Once you’re clear on who has your data, where that data is held, what they are doing with it and how they are protecting it, you also need to establish what procedures are in place to allow you to migrate your data out. Key characteristics to look for include:

• a clearly defined and established procedure for data migration
• low or no cost for migration
• data can be extracted in a meaningful, useful form for immediate re-use

For SaaS providers, look for an API or tools to download your data in a meaningful context. This could be as simple as a widget to download a CSV file (like with Google Contacts), or it might be a fully-fledged XML API. Failing that, and if taking the stack disintegration approach, ensure that the database in which the information is stored is transparent and well-documented. It is frequently not in a SaaS provider’s interest to make data portability easy though, so this can be a difficult item.

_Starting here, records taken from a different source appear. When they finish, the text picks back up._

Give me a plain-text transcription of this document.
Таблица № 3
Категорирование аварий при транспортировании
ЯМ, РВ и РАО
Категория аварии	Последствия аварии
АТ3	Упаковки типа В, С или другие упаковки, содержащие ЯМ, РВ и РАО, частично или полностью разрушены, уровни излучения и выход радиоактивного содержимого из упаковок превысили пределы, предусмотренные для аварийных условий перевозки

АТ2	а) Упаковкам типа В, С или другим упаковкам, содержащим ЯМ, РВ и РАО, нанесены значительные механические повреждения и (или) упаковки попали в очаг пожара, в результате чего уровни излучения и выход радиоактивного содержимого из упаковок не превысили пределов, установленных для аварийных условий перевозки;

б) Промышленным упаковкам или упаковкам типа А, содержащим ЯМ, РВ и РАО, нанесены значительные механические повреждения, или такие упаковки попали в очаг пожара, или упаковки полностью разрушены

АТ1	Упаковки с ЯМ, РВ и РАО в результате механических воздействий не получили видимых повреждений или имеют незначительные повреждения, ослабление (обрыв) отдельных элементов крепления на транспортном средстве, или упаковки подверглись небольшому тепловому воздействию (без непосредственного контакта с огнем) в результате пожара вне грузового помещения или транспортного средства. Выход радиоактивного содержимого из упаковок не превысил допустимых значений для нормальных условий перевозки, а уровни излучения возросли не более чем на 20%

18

MITIGATE RISK WITH CLEAR SLAs

As with any service provider contract, you should negotiate clear SLAs for your cloud provider.  These should include, but not be limited to, clear metrics around performance (both networking and computing), provisioning, change management, patching and vulnerability remediation.

To ensure your data is safe in the cloud at all times, make sure you think about the following:

• Who has access to your data
• Where your data is held
• What they are doing with it
• How they are protecting it

CONCLUSION

In summary, the cloud is, and will continue to be, a critical part of many companies’ IT strategy so must it therefore be considered in their security policies. This role is likely to grow as a raft of new services are developed and commercialised and users’ level of familiarity and comfort with this approach to service delivery develops and grows. But it is also likely that the most effective network security strategies will be a hybrid model that takes the best that the cloud has to offer and combines it with the skills and focus of experts working on the ground.